Jeffrey Levi, professeur de politique et de gestion de la santé à l’Université George Washington, suggère qu’il y a trop de départements de santé locaux aux Etats-Unis et qu’il devrait y avoir plus de régionalisation, plutôt que de se diviser en petits départements.

“Il est très difficile de dépenser efficacement de l’argent et de construire les capacités fondamentales qui sont associées à un département de santé publique significatif”, a déclaré Levi. “Faire cela juste à cause de la colère contre quelque chose comme une ordonnance sur les masques est vraiment malheureux”.

Levi a noté que les départements de santé publique sont responsables de tout, des inspections des restaurants et des systèmes septiques à l’administration du Programme spécial de nutrition supplémentaire pour les femmes, les nourrissons et les enfants, ou WIC, un programme fédéral d’aide alimentaire. Si un département ne dispose pas de ressources ou d’une préparation adéquates, les résidents pourraient constater des lacunes dans les efforts de sécurité alimentaire ou de l’eau dans leur communauté, a déclaré Levi.

“Le département de la santé publique du comté de L.A. est l’un des plus importants fournisseurs de services de santé publique au monde.l’un des départements de santé les plus sophistiqués et les plus solides du pays”, a déclaré M. Levi. “Vous perdez l’accès à un large éventail d’expertise et de services qui ne pourront jamais être reproduits au niveau local. Jamais.”

“Le public sera lésé d’une manière qui n’est pas instantanément mesurable”, a-t-il ajouté.

La dernière grande prise de contrôle de la santé publique par le secteur privé a été un flop. Un organisme privé à but non lucratif, l’Institute for Population Health, a repris les fonctions de santé publique de Détroit en 2012, alors que la ville était au bord de la faillite.

L’expérience a échoué, laissant une entité privée incapable de superviser correctement le financement public et les préoccupations de santé publique placées au second plan dans le contexte des difficultés économiques de la ville. Les habitants n’avaient pas non plus leur mot à dire sur la destination de l’argent, et le personnel de la ville était réduit et ne pouvait pas surveiller correctement l’utilisation des fonds par l’association à but non lucratif. En 2015, la plupart des services ont été transférés à la ville lorsque Detroit est sortie de la faillite en 2014.

“Cet institut privé pensait qu’il allait émettre des ordres gouvernementaux jusqu’à ce qu’il soit informé qu’il n’avait aucun pouvoir”, a déclaré Denise Chrysler, qui dirige le Network for Public Health Law’s Mid-States Region à l’école de santé publique de l’Université du Michigan.

Dans le Colorado, la directrice adjointe de Tri-County, Jennifer Ludwig, a fait part de ses inquiétudes quant à la création par le comté de Douglas de programmes de lutte contre les maladies non contagieuses essentiels au fonctionnement d’un service de santé publique.

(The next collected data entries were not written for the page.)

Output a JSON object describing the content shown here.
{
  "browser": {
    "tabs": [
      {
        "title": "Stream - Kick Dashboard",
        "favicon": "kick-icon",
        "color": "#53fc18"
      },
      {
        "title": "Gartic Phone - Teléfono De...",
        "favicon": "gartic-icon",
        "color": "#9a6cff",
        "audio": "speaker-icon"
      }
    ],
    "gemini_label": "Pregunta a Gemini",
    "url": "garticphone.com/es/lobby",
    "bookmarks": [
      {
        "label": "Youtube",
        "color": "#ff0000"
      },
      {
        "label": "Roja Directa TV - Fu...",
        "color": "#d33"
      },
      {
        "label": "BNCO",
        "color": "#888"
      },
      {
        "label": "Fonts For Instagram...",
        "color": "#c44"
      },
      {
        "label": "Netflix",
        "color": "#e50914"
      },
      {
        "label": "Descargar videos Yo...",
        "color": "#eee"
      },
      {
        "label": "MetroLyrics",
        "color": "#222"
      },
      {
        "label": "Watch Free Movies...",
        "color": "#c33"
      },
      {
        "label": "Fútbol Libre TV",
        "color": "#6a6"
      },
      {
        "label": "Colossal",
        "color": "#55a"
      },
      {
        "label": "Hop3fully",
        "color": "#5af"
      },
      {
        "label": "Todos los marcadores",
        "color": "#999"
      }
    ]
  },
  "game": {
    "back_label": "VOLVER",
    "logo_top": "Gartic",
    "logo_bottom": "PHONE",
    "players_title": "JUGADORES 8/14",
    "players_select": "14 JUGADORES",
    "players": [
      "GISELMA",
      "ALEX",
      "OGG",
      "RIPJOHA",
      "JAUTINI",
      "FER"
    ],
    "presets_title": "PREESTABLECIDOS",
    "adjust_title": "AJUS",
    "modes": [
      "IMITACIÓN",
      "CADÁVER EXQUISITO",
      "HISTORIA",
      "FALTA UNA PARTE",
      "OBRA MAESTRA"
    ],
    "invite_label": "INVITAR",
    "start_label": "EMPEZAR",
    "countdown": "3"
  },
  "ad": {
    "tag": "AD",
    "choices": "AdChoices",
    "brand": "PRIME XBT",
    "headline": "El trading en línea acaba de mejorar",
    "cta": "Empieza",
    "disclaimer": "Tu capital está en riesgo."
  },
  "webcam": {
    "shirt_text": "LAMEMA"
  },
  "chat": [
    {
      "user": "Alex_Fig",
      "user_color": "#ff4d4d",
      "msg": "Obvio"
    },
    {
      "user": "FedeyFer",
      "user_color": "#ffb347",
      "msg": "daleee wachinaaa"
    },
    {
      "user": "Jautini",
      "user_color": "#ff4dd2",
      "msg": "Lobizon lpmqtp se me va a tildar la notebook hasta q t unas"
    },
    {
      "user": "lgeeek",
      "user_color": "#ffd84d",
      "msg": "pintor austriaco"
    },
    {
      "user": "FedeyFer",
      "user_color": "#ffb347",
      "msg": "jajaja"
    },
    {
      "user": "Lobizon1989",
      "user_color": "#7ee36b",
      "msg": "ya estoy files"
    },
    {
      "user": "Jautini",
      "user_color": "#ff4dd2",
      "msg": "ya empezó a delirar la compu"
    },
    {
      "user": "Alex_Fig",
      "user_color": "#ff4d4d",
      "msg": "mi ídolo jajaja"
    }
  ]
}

“Nous avons des programmes et des services que de nombreux départements de santé à comté unique ne sont pas en mesure d’offrir, simplement en raison des ressources que nous pouvons exploiter”, a déclaré Mme Ludwig. “Construire cela à partir de zéro est un énorme exploit et prendra beaucoup, beaucoup, beaucoup d’années”.

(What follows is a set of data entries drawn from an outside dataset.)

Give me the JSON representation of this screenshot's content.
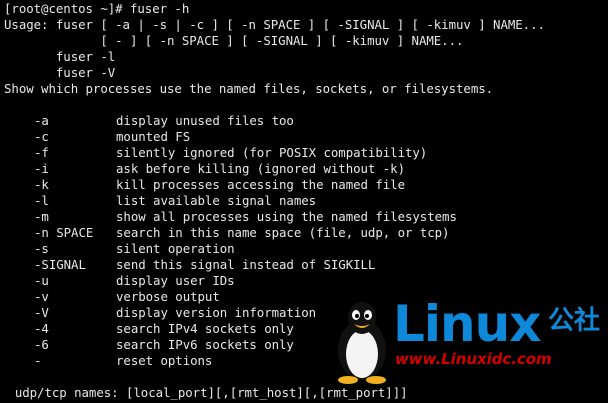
{
  "terminal": {
    "lines": [
      "[root@centos ~]# fuser -h",
      "Usage: fuser [ -a | -s | -c ] [ -n SPACE ] [ -SIGNAL ] [ -kimuv ] NAME...",
      "             [ - ] [ -n SPACE ] [ -SIGNAL ] [ -kimuv ] NAME...",
      "       fuser -l",
      "       fuser -V",
      "Show which processes use the named files, sockets, or filesystems."
    ],
    "options": [
      {
        "flag": "-a",
        "desc": "display unused files too"
      },
      {
        "flag": "-c",
        "desc": "mounted FS"
      },
      {
        "flag": "-f",
        "desc": "silently ignored (for POSIX compatibility)"
      },
      {
        "flag": "-i",
        "desc": "ask before killing (ignored without -k)"
      },
      {
        "flag": "-k",
        "desc": "kill processes accessing the named file"
      },
      {
        "flag": "-l",
        "desc": "list available signal names"
      },
      {
        "flag": "-m",
        "desc": "show all processes using the named filesystems"
      },
      {
        "flag": "-n SPACE",
        "desc": "search in this name space (file, udp, or tcp)"
      },
      {
        "flag": "-s",
        "desc": "silent operation"
      },
      {
        "flag": "-SIGNAL",
        "desc": "send this signal instead of SIGKILL"
      },
      {
        "flag": "-u",
        "desc": "display user IDs"
      },
      {
        "flag": "-v",
        "desc": "verbose output"
      },
      {
        "flag": "-V",
        "desc": "display version information"
      },
      {
        "flag": "-4",
        "desc": "search IPv4 sockets only"
      },
      {
        "flag": "-6",
        "desc": "search IPv6 sockets only"
      },
      {
        "flag": "-",
        "desc": "reset options"
      }
    ],
    "footer": "  udp/tcp names: [local_port][,[rmt_host][,[rmt_port]]]"
  },
  "watermark": {
    "brand": "Linux",
    "brand_cn": "公社",
    "url": "www.Linuxidc.com",
    "brand_color": "#0e88d8",
    "url_color": "#d40000"
  },
  "colors": {
    "background": "#000000",
    "text": "#e8e8e8"
  }
}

Il y a aussi des avantages pratiques. Selon Mme Ludwig, un service de santé de plus grande taille est plus compétitif pour obtenir des subventions, peut attirer et conserver une expertise de qualité, comme une équipe de données, et peut acheter des fournitures en gros

Mais M. Wu, de West Covina, reconnaît que la ville ne pourra pas construire son service du jour au lendemain. “Il faut commencer petit”, a-t-il dit.

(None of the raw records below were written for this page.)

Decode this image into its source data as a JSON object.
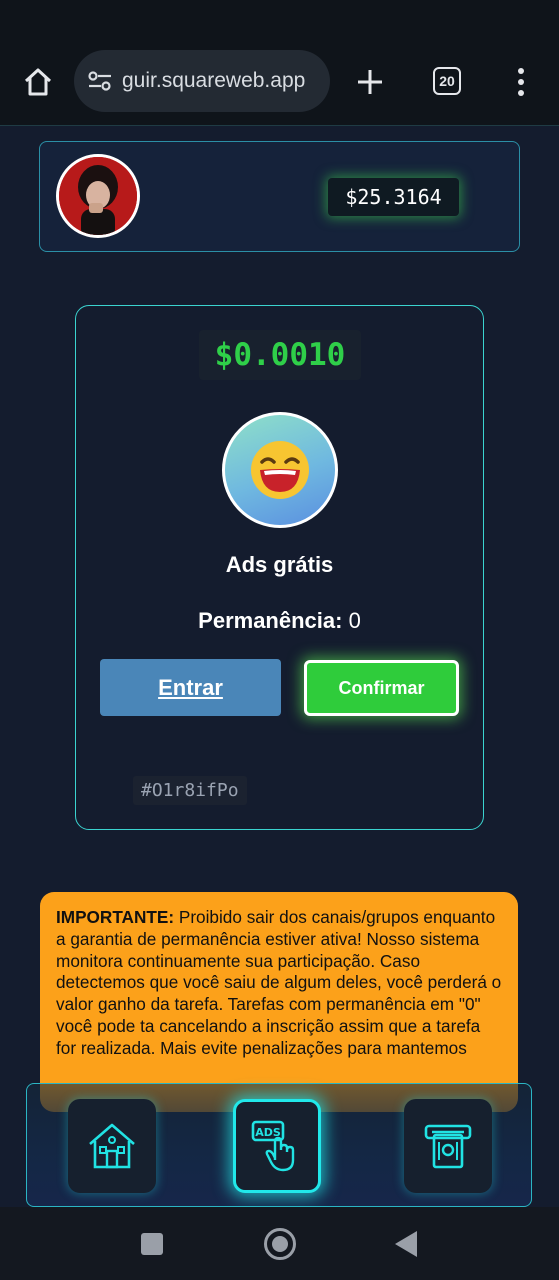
{
  "browser": {
    "url": "guir.squareweb.app",
    "tab_count": "20"
  },
  "profile": {
    "balance": "$25.3164"
  },
  "task": {
    "reward": "$0.0010",
    "title": "Ads grátis",
    "permanence_label": "Permanência:",
    "permanence_value": "0",
    "enter_label": "Entrar",
    "confirm_label": "Confirmar",
    "code": "#O1r8ifPo"
  },
  "warning": {
    "heading": "IMPORTANTE:",
    "body": "Proibido sair dos canais/grupos enquanto a garantia de permanência estiver ativa! Nosso sistema monitora continuamente sua participação. Caso detectemos que você saiu de algum deles, você perderá o valor ganho da tarefa. Tarefas com permanência em \"0\" você pode ta cancelando a inscrição assim que a tarefa for realizada. Mais evite penalizações para mantemos"
  },
  "nav": {
    "items": [
      {
        "icon": "home-icon",
        "active": false
      },
      {
        "icon": "ads-icon",
        "active": true
      },
      {
        "icon": "atm-withdraw-icon",
        "active": false
      }
    ],
    "accent_color": "#21e8ea"
  },
  "colors": {
    "background": "#141c2e",
    "card_border": "#3bd3cf",
    "reward_green": "#2fcf49",
    "enter_button": "#4a86b8",
    "confirm_button": "#2fcc3b",
    "warning_bg": "#fca11a"
  }
}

Le comté de Douglas et West Covina sont confrontés à un autre problème majeur : le recrutement dans un contexte de pénurie nationale de travailleurs de la santé publique. Les responsables du comté de Douglas disent qu’ils mènent une recherche nationale pour trouver un directeur exécutif qui déterminera les besoins en personnel du nouveau département de la santé.